The federal tax reform of December 2017, meanwhile, sought to impose new taxes on foreign companies, a tax concept most manufacturers on the island are now subject to.
The pharmaceutical and manufacturing companies that develop medical equipment have to be among the goals of the Puerto Rican government since they have a significant impact on other areas, such as the clinical testing industry and the island's managerial class, the economist said.
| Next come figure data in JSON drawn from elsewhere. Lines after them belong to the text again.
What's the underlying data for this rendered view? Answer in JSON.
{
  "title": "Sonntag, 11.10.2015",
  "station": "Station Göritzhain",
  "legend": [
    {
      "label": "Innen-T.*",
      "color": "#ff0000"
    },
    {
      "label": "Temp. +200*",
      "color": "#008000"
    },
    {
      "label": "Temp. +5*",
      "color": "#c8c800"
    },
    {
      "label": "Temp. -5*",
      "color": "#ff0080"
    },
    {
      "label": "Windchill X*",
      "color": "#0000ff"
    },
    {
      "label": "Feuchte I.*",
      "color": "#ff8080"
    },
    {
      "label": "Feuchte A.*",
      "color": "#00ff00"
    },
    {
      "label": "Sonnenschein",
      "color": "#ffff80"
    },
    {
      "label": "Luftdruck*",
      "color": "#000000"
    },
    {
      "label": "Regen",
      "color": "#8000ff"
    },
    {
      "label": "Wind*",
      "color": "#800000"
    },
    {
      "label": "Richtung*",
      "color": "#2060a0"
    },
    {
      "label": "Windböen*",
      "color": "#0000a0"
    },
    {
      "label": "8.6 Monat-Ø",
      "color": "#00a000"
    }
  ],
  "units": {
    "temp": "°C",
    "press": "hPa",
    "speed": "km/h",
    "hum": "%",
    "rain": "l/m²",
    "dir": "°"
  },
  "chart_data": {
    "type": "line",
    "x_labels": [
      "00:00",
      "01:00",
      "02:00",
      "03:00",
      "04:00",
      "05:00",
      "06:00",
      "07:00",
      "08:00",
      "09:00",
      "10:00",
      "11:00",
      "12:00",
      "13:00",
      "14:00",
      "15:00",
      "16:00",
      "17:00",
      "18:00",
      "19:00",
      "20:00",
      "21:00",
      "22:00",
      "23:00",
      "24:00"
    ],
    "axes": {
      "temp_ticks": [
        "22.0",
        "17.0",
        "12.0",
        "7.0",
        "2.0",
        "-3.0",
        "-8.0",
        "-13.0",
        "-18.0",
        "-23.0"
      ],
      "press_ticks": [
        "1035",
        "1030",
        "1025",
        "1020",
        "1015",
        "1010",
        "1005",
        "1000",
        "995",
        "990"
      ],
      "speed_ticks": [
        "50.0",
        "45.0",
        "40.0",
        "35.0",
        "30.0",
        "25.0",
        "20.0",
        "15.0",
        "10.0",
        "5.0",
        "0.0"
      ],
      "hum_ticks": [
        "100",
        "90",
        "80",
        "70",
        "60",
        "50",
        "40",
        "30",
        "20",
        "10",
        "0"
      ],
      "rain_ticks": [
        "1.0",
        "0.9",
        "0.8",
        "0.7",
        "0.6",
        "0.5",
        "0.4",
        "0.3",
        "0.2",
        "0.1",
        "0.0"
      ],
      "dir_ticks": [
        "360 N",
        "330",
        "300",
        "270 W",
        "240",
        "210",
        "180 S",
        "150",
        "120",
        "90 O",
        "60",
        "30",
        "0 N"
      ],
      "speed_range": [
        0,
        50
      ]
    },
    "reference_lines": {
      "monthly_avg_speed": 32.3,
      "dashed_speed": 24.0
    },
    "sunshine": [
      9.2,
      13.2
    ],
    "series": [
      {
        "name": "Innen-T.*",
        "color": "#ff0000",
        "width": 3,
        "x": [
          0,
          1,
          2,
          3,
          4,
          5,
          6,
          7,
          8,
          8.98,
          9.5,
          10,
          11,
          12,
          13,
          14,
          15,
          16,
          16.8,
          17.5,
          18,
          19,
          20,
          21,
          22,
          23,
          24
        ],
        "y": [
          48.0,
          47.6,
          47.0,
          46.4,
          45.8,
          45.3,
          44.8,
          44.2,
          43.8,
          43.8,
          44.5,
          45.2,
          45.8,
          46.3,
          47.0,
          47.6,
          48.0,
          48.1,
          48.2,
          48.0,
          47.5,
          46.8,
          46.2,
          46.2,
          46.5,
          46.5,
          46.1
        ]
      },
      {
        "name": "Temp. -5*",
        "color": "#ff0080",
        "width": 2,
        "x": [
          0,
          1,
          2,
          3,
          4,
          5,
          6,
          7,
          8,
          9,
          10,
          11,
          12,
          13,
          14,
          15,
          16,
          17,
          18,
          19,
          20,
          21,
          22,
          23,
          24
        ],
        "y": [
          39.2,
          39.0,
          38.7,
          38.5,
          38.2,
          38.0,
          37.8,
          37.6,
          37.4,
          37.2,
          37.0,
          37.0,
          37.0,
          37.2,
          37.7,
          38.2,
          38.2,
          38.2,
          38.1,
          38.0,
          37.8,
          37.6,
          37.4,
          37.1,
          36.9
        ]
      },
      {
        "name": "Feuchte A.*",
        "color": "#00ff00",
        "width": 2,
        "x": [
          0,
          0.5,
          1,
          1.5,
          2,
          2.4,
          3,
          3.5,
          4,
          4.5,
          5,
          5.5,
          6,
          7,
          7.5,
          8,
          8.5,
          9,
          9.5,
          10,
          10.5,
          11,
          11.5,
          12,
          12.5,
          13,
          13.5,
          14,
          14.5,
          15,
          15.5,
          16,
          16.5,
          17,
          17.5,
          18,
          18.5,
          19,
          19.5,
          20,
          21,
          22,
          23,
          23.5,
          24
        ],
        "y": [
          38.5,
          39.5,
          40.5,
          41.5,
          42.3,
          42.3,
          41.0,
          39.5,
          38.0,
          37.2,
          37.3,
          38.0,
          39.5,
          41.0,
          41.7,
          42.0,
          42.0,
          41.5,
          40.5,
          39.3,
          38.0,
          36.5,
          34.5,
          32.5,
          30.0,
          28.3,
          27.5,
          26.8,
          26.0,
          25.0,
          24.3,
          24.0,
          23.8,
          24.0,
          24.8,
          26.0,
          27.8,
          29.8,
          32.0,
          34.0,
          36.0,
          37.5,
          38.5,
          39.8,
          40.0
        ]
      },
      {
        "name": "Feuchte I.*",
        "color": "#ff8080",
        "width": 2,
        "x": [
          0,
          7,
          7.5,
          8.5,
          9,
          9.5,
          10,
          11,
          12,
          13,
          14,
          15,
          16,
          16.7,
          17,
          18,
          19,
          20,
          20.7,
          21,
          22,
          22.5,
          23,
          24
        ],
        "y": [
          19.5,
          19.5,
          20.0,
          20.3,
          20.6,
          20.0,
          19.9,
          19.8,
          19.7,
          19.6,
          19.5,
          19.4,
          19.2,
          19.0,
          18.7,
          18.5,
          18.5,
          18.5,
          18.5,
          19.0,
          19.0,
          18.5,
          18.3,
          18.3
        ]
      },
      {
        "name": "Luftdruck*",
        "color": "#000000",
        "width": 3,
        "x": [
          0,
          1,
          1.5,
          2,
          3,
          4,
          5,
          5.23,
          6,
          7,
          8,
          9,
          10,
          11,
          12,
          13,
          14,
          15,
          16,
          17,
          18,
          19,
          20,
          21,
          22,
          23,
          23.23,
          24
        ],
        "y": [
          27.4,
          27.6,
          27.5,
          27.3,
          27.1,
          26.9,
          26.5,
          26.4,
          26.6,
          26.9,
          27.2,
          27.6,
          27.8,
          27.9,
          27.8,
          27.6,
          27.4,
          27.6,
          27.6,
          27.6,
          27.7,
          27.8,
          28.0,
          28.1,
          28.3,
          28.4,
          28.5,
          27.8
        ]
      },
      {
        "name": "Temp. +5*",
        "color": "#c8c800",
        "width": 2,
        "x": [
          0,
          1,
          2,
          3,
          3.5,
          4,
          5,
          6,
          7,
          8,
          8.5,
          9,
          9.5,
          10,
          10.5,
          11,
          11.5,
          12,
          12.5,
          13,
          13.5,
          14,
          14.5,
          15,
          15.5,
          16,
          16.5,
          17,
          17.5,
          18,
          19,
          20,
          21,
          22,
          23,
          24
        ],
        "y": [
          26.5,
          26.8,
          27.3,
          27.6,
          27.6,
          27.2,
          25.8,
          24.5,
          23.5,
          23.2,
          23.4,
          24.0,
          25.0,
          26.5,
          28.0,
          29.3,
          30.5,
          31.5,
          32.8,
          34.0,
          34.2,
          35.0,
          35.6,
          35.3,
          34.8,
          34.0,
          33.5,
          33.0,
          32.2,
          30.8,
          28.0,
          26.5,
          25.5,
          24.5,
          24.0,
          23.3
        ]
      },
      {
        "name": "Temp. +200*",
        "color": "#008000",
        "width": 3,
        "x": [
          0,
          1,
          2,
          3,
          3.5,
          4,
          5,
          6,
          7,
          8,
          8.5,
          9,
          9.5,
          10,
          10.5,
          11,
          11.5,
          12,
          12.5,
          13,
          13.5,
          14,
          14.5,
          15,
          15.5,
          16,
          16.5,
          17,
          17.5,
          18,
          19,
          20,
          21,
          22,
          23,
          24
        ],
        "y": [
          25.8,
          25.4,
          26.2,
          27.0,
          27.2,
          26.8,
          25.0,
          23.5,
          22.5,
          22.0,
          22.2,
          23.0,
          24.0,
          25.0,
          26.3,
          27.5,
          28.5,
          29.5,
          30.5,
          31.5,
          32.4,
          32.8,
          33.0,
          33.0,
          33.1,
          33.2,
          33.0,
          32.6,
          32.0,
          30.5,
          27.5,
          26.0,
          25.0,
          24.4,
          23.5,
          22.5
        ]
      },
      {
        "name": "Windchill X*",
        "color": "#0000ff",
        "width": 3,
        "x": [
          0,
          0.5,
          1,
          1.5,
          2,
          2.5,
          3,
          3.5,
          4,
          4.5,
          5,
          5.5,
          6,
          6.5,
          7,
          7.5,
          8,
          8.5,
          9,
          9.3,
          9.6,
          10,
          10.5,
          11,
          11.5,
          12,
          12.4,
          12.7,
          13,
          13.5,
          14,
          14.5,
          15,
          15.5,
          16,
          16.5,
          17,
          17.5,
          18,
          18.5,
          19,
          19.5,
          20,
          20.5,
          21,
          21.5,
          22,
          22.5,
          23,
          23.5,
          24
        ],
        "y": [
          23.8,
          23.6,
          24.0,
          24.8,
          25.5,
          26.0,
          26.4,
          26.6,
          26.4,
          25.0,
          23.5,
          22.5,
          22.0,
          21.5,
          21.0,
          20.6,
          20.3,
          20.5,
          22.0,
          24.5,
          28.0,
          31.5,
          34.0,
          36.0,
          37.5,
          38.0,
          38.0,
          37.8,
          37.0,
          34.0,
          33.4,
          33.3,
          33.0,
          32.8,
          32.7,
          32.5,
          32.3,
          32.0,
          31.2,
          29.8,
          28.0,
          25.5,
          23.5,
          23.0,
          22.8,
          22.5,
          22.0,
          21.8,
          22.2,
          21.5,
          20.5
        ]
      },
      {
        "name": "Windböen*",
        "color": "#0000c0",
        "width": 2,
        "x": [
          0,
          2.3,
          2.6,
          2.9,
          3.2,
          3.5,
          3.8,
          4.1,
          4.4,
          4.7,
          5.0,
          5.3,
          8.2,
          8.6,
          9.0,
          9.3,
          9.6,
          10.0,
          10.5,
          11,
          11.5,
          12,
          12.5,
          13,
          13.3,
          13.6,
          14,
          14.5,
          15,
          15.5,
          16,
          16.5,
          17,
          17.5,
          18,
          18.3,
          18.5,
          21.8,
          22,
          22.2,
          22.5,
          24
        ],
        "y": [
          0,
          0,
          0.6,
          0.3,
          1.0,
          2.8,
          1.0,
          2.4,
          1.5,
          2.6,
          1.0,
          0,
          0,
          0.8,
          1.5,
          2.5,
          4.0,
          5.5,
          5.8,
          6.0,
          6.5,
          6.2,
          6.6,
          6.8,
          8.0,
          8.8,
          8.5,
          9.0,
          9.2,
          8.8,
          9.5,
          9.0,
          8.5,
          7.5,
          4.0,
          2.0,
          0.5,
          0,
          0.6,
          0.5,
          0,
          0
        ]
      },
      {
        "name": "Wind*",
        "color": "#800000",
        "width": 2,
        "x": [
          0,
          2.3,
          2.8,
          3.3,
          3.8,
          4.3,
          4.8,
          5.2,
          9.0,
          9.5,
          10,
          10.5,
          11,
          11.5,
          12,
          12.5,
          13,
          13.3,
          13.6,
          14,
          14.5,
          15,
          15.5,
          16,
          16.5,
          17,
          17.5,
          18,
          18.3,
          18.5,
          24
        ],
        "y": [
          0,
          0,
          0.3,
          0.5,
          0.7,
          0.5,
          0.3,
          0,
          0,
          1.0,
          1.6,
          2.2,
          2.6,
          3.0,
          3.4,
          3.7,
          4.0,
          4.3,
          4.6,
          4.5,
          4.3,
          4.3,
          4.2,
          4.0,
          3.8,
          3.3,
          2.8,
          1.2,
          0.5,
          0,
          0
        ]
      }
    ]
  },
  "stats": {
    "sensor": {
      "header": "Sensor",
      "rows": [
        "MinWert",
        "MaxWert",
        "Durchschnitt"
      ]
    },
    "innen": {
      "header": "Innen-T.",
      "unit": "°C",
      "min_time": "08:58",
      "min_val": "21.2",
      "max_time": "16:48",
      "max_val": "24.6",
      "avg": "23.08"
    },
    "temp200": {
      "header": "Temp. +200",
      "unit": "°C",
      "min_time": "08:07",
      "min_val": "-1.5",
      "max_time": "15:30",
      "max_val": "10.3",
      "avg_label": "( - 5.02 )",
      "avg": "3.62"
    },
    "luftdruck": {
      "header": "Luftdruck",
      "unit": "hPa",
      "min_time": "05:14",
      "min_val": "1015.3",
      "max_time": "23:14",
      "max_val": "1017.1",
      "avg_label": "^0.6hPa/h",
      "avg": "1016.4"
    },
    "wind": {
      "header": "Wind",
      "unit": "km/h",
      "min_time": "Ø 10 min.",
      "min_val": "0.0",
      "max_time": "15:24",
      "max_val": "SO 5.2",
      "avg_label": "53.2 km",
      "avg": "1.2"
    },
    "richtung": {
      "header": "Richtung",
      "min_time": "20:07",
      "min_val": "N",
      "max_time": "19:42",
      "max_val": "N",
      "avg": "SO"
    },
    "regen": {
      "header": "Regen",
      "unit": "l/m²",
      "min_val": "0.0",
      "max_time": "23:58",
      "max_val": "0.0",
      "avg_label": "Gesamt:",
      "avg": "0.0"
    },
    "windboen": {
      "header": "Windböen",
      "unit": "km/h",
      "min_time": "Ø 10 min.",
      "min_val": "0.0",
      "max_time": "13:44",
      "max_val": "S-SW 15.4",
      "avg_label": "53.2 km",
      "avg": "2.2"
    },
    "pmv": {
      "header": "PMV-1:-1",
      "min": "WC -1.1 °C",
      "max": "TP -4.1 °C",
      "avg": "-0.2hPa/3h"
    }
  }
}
For Villamil, the strategy is not only based on a 936-type incentive - which granted tax privileges on the profits of manufacturing companies and which he believes was a trigger for the economic recession on the island - but he said he does not see "a renewed pharmaceutical industry, with big companies returning to Puerto Rico, without an incentive of that nature".
Puerto Rico's current scenario, he said, requires not only big pharmaceutical companies but also those of that "second and third level" that produce new products and vaccines and that do not need "so many incentives".